Ich würds immer wieder tun - allerdings würde es mit dem € wohl schwerer werden.

LG Nadine

Beitrag von lovelysituation 01.10.08 - 02:19 Uhr

Zu dem "Geld Thema" kann ich dir nicht weiter helfen, da ich in Ö wohne #schein ABER zu dem Thema "umziehen" kann ich was sagen :-p

Mal muss ich fragen, wie oft hast du deinen Freund schon gesehen?? Bzw wie nah steht ihr euch zur Zeit??

Ich möchte nichts falsches schreiben oder so, denn ich bin mit meinem Mann damals auch gleich nach 1 woche sogar schon zusammen gezogen und haben nach 4monaten Beziehung sogar schon geheiratet und wir bereuen es kein bisschen, zudem werden wir jetzt auch Eltern ;-)

Aber nicht viele haben soviel Glück das man so jung den richtigen Partner fürs zusammen leben findet. Das was du da vorhast ist sehr gewagt, klar bist du dann schon länger mit ihm zusammen wenn du 18 wirst, aber ich würde mir jetzt lieber noch keine Gedanken darüber machen mit ihm zusammen zu ziehen! Dafür ist es viel zu frisch.
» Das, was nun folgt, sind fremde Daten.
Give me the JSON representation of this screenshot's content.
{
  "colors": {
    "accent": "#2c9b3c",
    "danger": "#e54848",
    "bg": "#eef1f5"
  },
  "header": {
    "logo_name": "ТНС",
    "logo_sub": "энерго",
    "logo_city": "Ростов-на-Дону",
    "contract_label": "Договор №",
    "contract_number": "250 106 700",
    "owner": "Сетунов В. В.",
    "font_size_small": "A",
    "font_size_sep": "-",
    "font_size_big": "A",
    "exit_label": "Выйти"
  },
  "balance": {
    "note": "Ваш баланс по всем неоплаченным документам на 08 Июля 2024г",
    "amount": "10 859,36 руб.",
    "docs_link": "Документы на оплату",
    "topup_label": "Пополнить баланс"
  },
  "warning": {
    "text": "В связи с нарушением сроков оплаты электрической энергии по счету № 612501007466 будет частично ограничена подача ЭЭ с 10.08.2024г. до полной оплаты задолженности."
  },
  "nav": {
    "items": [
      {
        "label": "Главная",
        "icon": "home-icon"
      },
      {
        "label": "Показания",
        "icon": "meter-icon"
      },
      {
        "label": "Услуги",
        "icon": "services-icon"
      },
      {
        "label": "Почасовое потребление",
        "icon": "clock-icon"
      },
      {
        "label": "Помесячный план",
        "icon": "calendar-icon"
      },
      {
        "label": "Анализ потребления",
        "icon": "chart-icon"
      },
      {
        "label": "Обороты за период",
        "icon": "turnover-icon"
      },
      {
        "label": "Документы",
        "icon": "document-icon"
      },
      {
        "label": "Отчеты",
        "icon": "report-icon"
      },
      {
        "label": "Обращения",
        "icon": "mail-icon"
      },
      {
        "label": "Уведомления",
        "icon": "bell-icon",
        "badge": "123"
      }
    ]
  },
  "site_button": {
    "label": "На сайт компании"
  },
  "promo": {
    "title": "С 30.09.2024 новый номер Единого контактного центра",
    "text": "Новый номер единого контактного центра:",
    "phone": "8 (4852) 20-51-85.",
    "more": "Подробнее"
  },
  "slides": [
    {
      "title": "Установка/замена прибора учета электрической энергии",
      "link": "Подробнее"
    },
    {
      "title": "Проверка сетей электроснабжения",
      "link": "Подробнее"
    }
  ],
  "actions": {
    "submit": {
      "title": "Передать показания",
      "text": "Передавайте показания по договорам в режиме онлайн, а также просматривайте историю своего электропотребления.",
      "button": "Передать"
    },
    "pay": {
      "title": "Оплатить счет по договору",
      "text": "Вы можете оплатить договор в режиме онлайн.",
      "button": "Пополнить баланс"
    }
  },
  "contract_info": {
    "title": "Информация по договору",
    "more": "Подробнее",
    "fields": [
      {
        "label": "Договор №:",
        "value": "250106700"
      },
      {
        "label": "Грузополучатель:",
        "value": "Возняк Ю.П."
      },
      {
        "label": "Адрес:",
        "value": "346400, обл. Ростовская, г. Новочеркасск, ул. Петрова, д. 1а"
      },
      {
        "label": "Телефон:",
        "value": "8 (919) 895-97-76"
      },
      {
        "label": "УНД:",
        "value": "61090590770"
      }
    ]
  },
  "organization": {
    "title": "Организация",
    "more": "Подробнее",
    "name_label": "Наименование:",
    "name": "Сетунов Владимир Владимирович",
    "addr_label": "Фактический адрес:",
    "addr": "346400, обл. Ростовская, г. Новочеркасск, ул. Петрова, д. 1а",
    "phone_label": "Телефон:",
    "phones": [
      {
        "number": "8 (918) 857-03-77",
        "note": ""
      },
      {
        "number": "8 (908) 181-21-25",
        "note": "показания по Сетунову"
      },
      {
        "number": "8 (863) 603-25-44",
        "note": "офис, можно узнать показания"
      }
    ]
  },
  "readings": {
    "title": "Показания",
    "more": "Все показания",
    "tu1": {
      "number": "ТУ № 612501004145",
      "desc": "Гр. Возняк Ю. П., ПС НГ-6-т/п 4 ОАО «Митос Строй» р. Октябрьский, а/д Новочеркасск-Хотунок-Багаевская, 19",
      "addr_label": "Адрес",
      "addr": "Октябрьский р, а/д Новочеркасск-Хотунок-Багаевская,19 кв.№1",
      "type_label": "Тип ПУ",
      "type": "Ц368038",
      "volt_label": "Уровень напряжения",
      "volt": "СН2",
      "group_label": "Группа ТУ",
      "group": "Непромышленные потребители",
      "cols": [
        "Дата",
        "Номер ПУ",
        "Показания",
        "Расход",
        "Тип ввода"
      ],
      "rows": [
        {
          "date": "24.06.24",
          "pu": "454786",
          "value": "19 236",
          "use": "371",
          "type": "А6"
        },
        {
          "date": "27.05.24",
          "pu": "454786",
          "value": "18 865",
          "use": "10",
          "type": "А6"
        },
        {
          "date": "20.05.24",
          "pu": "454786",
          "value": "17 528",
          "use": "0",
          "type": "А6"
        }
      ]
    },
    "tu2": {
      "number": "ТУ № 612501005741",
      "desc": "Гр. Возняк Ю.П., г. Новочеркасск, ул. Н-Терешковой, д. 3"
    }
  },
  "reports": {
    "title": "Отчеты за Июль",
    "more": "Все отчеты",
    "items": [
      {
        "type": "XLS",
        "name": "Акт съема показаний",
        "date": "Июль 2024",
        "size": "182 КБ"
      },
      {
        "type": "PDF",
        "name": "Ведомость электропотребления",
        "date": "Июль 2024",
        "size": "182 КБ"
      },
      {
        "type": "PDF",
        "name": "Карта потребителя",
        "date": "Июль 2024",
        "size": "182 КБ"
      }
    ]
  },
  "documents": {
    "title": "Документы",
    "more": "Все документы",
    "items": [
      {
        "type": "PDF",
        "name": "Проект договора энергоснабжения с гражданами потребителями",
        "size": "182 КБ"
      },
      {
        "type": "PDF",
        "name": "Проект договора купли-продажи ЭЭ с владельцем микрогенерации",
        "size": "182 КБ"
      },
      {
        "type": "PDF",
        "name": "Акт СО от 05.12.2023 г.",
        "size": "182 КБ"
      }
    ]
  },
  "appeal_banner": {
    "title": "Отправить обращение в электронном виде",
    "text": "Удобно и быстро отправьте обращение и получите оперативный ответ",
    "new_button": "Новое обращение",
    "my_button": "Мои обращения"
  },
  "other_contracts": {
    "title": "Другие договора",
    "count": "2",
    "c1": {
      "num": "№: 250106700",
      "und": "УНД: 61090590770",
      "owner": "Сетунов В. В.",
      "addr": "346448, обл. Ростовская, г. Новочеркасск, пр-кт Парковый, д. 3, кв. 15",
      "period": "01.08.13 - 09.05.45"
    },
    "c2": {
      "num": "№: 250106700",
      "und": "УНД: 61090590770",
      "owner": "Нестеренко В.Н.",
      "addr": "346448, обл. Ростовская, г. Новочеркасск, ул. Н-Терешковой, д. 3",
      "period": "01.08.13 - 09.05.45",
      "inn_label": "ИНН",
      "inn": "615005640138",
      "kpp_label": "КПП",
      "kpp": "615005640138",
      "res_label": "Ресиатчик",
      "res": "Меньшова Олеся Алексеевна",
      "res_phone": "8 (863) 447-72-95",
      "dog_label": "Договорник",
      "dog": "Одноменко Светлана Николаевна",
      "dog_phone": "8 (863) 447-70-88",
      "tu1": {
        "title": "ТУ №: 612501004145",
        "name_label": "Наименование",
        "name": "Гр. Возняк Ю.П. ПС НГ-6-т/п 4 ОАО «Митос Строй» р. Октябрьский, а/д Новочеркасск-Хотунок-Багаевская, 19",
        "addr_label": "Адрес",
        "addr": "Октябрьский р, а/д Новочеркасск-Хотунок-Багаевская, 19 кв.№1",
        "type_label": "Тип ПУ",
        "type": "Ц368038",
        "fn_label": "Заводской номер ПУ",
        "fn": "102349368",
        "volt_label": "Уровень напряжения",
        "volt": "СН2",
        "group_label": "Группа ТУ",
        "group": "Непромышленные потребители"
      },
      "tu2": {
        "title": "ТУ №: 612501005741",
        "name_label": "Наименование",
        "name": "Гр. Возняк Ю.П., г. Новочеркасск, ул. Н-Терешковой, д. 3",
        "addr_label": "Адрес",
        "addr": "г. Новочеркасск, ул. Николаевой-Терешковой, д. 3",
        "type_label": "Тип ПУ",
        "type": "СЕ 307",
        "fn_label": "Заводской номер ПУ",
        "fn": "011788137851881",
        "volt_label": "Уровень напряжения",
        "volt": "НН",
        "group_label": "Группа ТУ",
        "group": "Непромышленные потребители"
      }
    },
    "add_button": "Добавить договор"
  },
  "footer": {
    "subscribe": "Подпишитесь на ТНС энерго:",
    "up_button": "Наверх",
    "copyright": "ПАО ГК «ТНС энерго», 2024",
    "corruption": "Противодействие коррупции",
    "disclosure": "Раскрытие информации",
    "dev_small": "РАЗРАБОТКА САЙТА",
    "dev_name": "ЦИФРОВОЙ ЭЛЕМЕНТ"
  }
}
Bei uns war das nur zufall, wir hatten auch eine Fernbeziehung und nachdem ich die ersten 3Nächte bei ihm geschlafen hatte, sammelten sich bereits paar Klamotten bei ihm an und ich fuhr täglich zu ihm und dann war uns klar (nach einem gründlichen Blick ins Badezimmer sowie Schlafzimmer!) das ich bereits bei ihm Wohne #schein

Spiel ruhig mit dem Gedanken, das ist gut so, aber entscheide jetzt lieber noch nichts konkretes in der Hinsicht ;-)

Alles Liebe
Dani #sonne

Beitrag von manavgat 01.10.08 - 10:40 Uhr

Du hast Anspruch auf den Unterhalt, den Dein Vater zahlt. Zusätzlich steht Dir m. E. nach das Kindergeld zu. Dieses braucht Deine Mutter auch nicht, da sie ja keine Kosten hat, wenn Du ausziehst.

Wenn Du mit diesem Geld auskommst, vielleicht noch einen kleinen Nebenjob annimmst, dann kannst Du das überlegen.

Ich persönlich finde es zu früh, sich mit 18 an einen Kerl zu hängen. Das Leben da draußen wartet auf Dich, langweilig in Beziehung kannst Du auch später noch haben.